Source: IPEDS (U.S. Department of Education) Tool: campusguide.com
Some of the biggest gaps between published tuition and what students actually pay:
Stanford: $62,484 tuition → $12,136 net price. Harvard: $59,076 → $16,816. Caltech: $63,255 → $18,902. MIT: $60,156 → $19,813.
Meanwhile the cheapest net prices at 4-year schools are under $2K: Henry Ford College (MI): $576/yr. Chipola College
(FL): $832/yr. Texas A&M-Central Texas: $1,113/yr.
Highest earning graduates (median 10yr after enrollment): MIT: $143,372. Harvey Mudd: $138,687. Olin College:
$129,455. Caltech: $128,566. Stanford: $124,080.
Data covers all 4,153 accredited US colleges from the latest IPEDS release.
by dob312
9 Comments
How does the “what students actually” pay so low? Does it include just financial aid…or something else?
Is this a best case scenario? Like you got approved for EVERY scholarship possible kind of thing.
People always talk about how expensive Ivy League (and similar) schools are, usually to imply it’s not worth it, but they mostly fail to appreciate just how much financial aid is involved, as this shows. In fact, price becomes basically a kind of progressive “tax” so that families with more money pay more and poor families pay little/nothing (though, getting accepted is the harder part there).
Still seems fairly expensive to me. And in fact it seems like it will be expensive for everyone, because of course they make you pay something on the edge of what you can afford. Also is this tuition or tuition, room, and other expenses?
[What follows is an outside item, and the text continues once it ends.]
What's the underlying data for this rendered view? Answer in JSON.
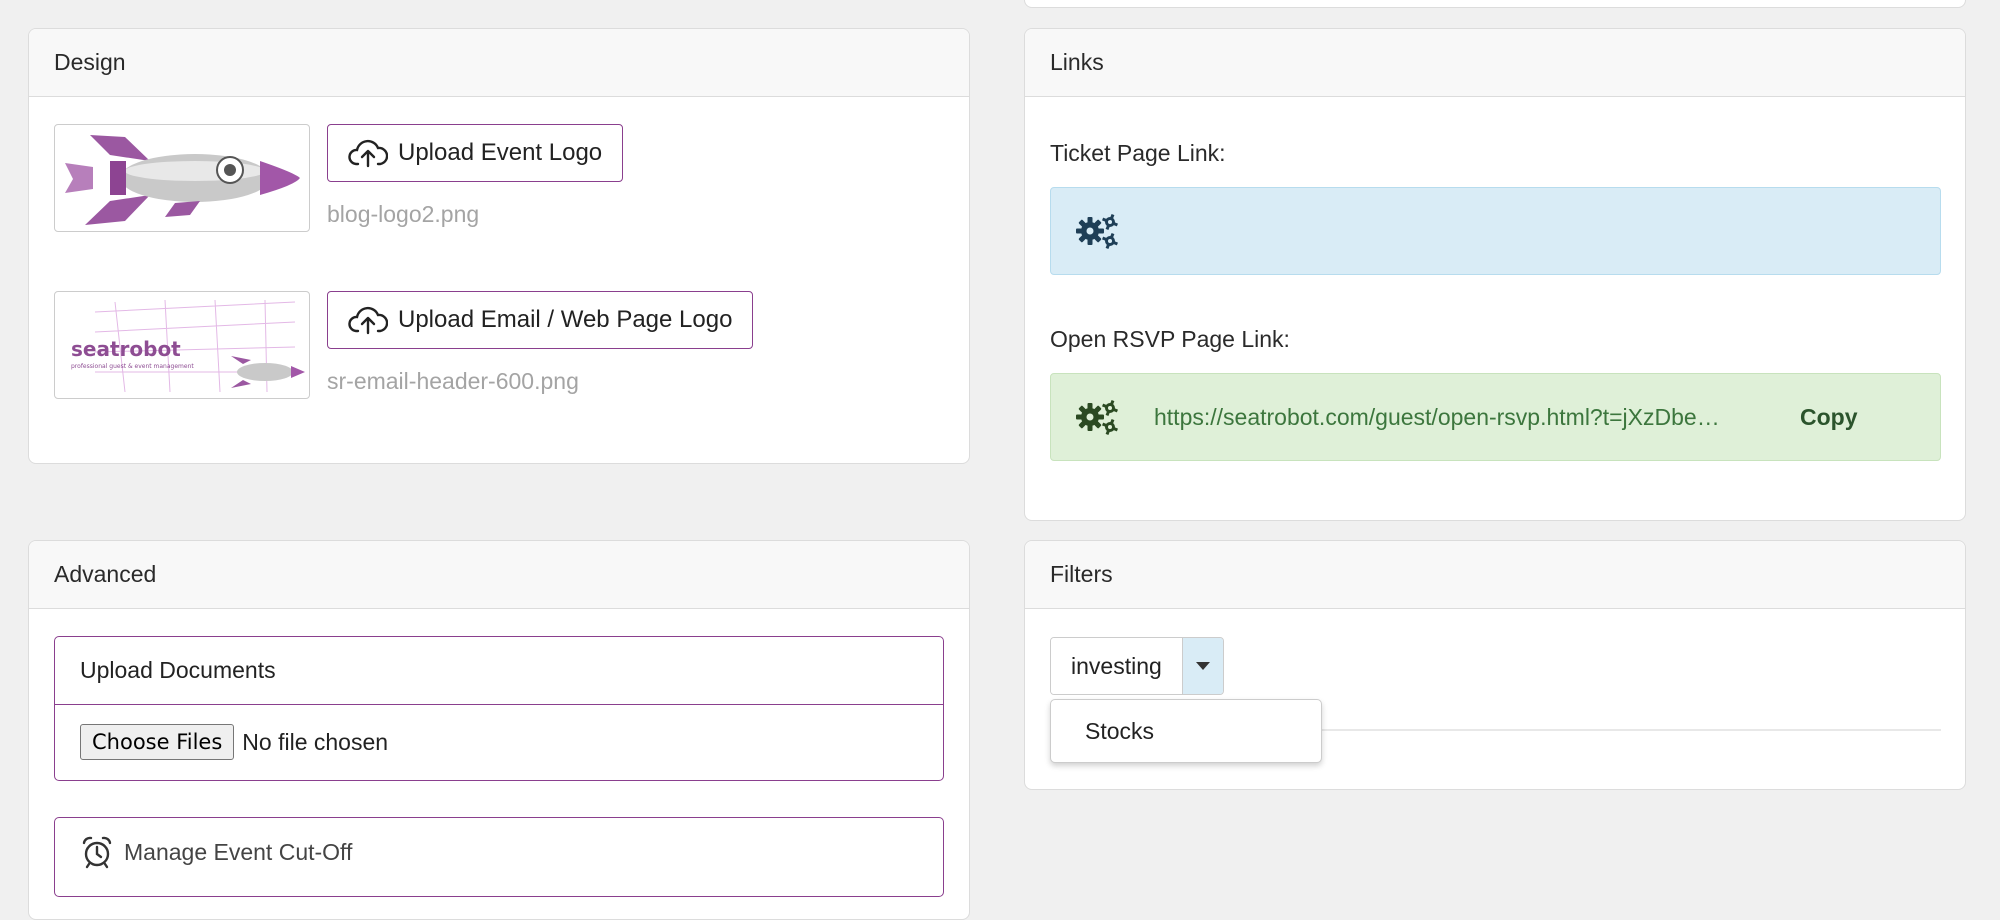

The fact that some kids go free means little, those kids were unlikely to make it in the first place so there aren’t that many of them. Just enough for the college to say there are free places there.
It’s a common misconception that elite schools are only for the wealthy. If you manage to get in, financial aid (usually need-based) often cover the majority of the tuition that is deemed high. I’ve met a lot of undergad students from low-income families where not only was their tuition fully covered, but they also receive a small stipend. Now if your family has several estates and a yacht, you bet you’re going to be paying the full 300-400K.
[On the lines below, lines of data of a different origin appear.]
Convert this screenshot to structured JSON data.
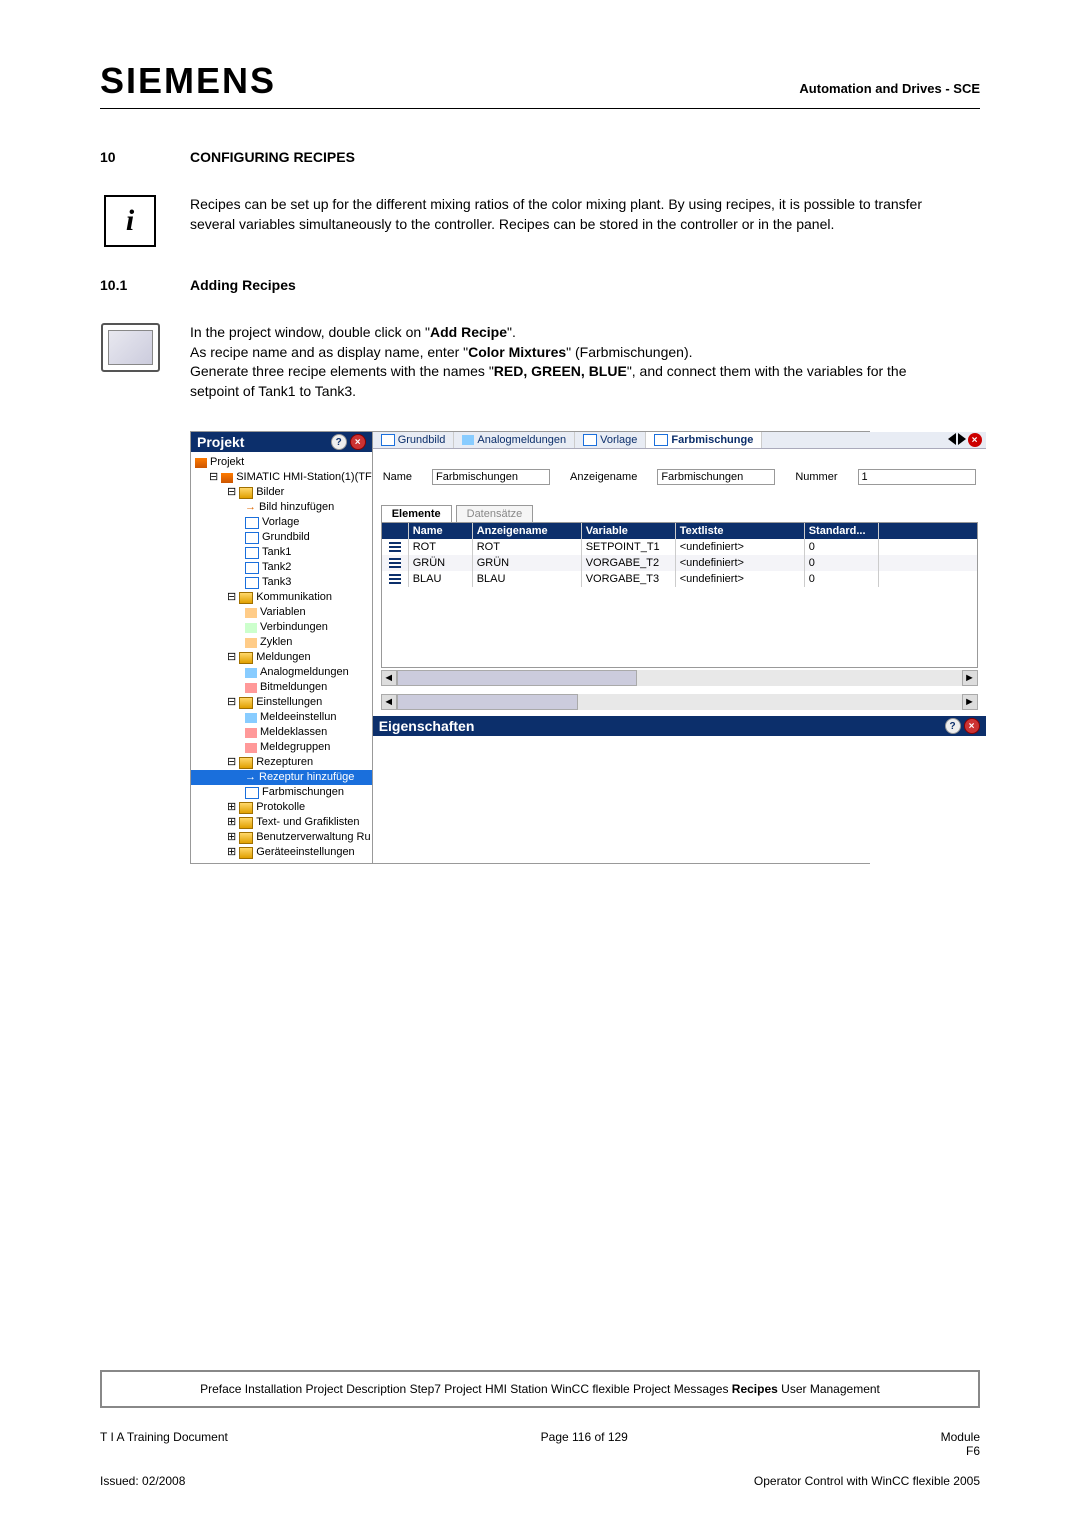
{
  "header": {
    "logo": "SIEMENS",
    "right": "Automation and Drives - SCE"
  },
  "section": {
    "num": "10",
    "title": "CONFIGURING RECIPES"
  },
  "intro_para": "Recipes can be set up for the different mixing ratios of the color mixing plant. By using recipes, it is possible to transfer several variables simultaneously to the controller.  Recipes can be stored in the controller or in the panel.",
  "sub": {
    "num": "10.1",
    "title": "Adding Recipes"
  },
  "body_lines": [
    "In the project window, double click on \"",
    "Add Recipe",
    "\".",
    "As recipe name and as display name, enter \"",
    "Color Mixtures",
    "\" (Farbmischungen).",
    "Generate three recipe elements with the names \"",
    "RED, GREEN, BLUE",
    "\", and connect them with the variables for the setpoint of Tank1 to Tank3."
  ],
  "app": {
    "projekt_title": "Projekt",
    "tree": {
      "root": "Projekt",
      "station": "SIMATIC HMI-Station(1)(TF",
      "bilder": "Bilder",
      "bild_hinzu": "Bild hinzufügen",
      "vorlage": "Vorlage",
      "grundbild": "Grundbild",
      "tank1": "Tank1",
      "tank2": "Tank2",
      "tank3": "Tank3",
      "komm": "Kommunikation",
      "variablen": "Variablen",
      "verbind": "Verbindungen",
      "zyklen": "Zyklen",
      "meldungen": "Meldungen",
      "analog": "Analogmeldungen",
      "bitmeld": "Bitmeldungen",
      "einstell": "Einstellungen",
      "meldeein": "Meldeeinstellun",
      "meldeklass": "Meldeklassen",
      "meldegrupp": "Meldegruppen",
      "rezept": "Rezepturen",
      "rezept_add": "Rezeptur hinzufüge",
      "farb": "Farbmischungen",
      "protok": "Protokolle",
      "textgraf": "Text- und Grafiklisten",
      "benutzer": "Benutzerverwaltung Ru",
      "geraete": "Geräteeinstellungen"
    },
    "tabs": [
      "Grundbild",
      "Analogmeldungen",
      "Vorlage",
      "Farbmischunge"
    ],
    "form": {
      "name_lbl": "Name",
      "name_val": "Farbmischungen",
      "anzeige_lbl": "Anzeigename",
      "anzeige_val": "Farbmischungen",
      "nummer_lbl": "Nummer",
      "nummer_val": "1"
    },
    "subtabs": [
      "Elemente",
      "Datensätze"
    ],
    "grid": {
      "headers": [
        "Name",
        "Anzeigename",
        "Variable",
        "Textliste",
        "Standard..."
      ],
      "rows": [
        {
          "name": "ROT",
          "anz": "ROT",
          "var": "SETPOINT_T1",
          "txt": "<undefiniert>",
          "std": "0"
        },
        {
          "name": "GRÜN",
          "anz": "GRÜN",
          "var": "VORGABE_T2",
          "txt": "<undefiniert>",
          "std": "0"
        },
        {
          "name": "BLAU",
          "anz": "BLAU",
          "var": "VORGABE_T3",
          "txt": "<undefiniert>",
          "std": "0"
        }
      ]
    },
    "props_title": "Eigenschaften"
  },
  "nav": {
    "items": [
      "Preface",
      "Installation",
      "Project Description",
      "Step7 Project",
      "HMI Station",
      "WinCC flexible",
      "Project",
      "Messages",
      "Recipes",
      "User Management"
    ],
    "bold_index": 8
  },
  "footer": {
    "left1": "T I A  Training Document",
    "center1": "Page 116 of 129",
    "right1": "Module",
    "right1b": "F6",
    "left2": "Issued: 02/2008",
    "right2": "Operator Control with WinCC flexible 2005"
  }
}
The ultimate unanswered question is what was the income of the given family? It’s on a sliding scale up or down based on family income and this may cause too high of expectations for some. How do I know ? I’ve worked in this field for over 20 years.
Elite schools are for families making less than $150k/year or over $400k/year. If your family is in between that, you don’t get much if any aid, but you really can’t afford $70k per year of new expenses.
This is why sticker price is kind of a useless metric on its own. The spread is so wide it almost feels like two different pricing systems.
I’ve looked at similar datasets before and the variance usually kills any simple comparison, averages hide a lot of weird edge cases here. Would be interesting to see distribution by income bands too.
ridiculous that Harvard isn’t the lowest when you look at the size of their endowment.